La astuta castaña, por muy raro que sonara, siempre llevaba un pendrive de 32 GB colgado del cuello por un fino hilo. Así que se lo sacó del escote y lo metió en una de los puertos laterales de USB que tenía la pantalla encendida. Se fijó de en qué posición se encontraba el ratón antes de usarlo y abrió las dos carpetas. En una había un documento de word y en la otra dos subcarpetas; una con imágenes y otra con archivos de... No lo supo, no reconocía la extensión. En todo caso, arrastró las dos carpetas del escritorio hasta su pequeña caja de memoria. Queriendo que pasara lo más rápido posible, mientras se copiaba el contenido de ambas carpetas, curioseó un poco en el navegador que estaba instalado allí. No lo reconoció. No había nada en los marcadores, el historial ni el acceso rápido. Abrió una nueva carpeta y no se encontró tampoco con nada. Nada en descargas, ni en documentos, ni en imágenes, ni en archivos, ni en "archivos abiertos recientemente", ni siquiera los que estaban en la carpeta del escritorio.

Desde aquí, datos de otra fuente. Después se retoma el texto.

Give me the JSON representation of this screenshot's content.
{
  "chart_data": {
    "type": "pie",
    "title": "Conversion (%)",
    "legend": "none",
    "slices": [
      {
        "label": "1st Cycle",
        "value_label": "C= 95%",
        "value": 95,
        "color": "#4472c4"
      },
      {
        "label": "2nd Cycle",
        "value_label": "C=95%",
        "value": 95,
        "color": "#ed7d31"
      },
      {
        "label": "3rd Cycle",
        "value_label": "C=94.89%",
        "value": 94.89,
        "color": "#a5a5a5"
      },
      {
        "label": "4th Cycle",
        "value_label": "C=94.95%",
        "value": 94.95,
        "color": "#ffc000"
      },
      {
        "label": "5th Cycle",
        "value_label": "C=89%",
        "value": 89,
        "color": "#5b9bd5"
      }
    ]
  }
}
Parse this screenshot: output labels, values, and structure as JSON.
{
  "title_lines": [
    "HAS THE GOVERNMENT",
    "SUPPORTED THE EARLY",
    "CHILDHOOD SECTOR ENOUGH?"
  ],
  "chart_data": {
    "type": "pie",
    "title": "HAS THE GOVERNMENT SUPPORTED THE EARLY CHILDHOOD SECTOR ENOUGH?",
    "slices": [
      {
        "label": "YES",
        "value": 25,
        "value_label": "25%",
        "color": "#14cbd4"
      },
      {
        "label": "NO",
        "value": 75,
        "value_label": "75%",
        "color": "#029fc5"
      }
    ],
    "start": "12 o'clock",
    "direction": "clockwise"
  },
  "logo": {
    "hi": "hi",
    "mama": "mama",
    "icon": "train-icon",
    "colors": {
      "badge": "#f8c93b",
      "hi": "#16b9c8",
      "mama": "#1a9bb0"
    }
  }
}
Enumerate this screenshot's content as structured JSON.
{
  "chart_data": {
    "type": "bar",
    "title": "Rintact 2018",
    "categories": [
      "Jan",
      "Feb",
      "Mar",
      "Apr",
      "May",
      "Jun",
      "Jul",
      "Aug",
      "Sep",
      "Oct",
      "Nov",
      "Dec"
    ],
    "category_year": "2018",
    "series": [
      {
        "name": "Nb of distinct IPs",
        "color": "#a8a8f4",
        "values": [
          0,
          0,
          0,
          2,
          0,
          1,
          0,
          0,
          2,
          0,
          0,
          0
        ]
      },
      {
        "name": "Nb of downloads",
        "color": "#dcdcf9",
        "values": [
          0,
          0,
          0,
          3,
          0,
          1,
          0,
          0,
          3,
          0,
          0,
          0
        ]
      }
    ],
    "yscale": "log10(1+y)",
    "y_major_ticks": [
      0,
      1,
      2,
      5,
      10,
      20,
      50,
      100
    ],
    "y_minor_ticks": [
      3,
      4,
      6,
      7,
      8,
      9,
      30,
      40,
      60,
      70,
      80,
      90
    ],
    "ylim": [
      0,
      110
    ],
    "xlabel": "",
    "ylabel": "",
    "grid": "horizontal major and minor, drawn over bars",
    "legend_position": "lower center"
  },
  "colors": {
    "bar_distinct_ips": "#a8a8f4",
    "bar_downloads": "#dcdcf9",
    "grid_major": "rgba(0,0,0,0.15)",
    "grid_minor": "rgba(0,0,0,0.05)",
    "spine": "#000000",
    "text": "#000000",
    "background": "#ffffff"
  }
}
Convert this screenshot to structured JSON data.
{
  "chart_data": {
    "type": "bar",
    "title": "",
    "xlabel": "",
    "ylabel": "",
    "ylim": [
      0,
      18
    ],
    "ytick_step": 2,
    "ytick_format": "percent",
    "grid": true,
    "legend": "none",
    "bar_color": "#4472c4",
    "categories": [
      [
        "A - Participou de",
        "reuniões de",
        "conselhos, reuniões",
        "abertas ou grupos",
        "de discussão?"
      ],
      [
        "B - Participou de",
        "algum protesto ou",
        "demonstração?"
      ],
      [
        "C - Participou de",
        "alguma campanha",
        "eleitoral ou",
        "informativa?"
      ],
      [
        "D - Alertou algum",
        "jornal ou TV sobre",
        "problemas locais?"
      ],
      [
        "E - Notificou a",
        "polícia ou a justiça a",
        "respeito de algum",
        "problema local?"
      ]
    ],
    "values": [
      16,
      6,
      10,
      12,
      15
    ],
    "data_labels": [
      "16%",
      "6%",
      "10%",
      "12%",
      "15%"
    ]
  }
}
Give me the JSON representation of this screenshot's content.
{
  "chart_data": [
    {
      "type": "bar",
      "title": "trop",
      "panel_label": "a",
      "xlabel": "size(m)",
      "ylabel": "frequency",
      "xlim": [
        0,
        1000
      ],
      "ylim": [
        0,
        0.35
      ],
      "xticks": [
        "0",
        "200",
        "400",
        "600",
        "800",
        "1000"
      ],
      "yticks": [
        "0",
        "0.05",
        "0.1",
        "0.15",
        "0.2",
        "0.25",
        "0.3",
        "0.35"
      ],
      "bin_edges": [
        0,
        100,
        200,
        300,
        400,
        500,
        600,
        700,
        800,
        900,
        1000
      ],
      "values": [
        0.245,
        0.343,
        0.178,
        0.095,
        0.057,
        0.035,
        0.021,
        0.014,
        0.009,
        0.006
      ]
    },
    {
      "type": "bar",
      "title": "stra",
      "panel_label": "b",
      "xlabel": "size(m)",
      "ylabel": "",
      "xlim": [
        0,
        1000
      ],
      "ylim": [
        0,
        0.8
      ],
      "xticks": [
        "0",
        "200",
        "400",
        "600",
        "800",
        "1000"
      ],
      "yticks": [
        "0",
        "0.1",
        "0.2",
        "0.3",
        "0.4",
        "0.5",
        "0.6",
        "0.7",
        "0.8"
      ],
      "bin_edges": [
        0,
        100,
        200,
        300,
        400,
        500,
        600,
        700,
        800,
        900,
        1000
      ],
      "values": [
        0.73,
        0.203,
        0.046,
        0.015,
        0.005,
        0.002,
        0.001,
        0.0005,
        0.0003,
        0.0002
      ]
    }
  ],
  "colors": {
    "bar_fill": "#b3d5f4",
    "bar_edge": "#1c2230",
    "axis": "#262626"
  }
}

Las carpetas se terminaron de copiar y Karla retiró el pendrive con cuidado, dejándolo todo como estaba, incluso el ratón. Se dio cuenta de que esa especie de escritorio no tenía silla. Raro.
Mientras lo hacía, sonó un biiip. Había llegado un mensaje al móvil del hombre armado, que estaba encima de la mesa. Karla se levantó -había estado de rodillas frente al cuarto cajón- y lo cogió. El dispositivo no reconocía el número remitente. El mensaje de texto decía "no te entretengas con el chutado. La cría acaba de salir, está en la plaza. Ve a por ella". Solo vio el mensaje en la pantalla de inicio. Eso no podía ser bueno. De ninguna forma.
Con curiosidad, se acercó a la pequeña ventana desde la cual, efectivamente, se podía visualizar la plaza desierta. La misa semanal acababa de empezar, dada la hora que era. Había, sin embargo una niña pequeña andando por ahí, de la cual no pudo distinguir más que su coronilla castaña. Ella es la cría, pensó la Karla. ¿Qué querrían de ella? Con la respiración agitada, Karla dejó el teléfono tal como lo había encontrado, encima de la mesa, y salió de aquel lugar.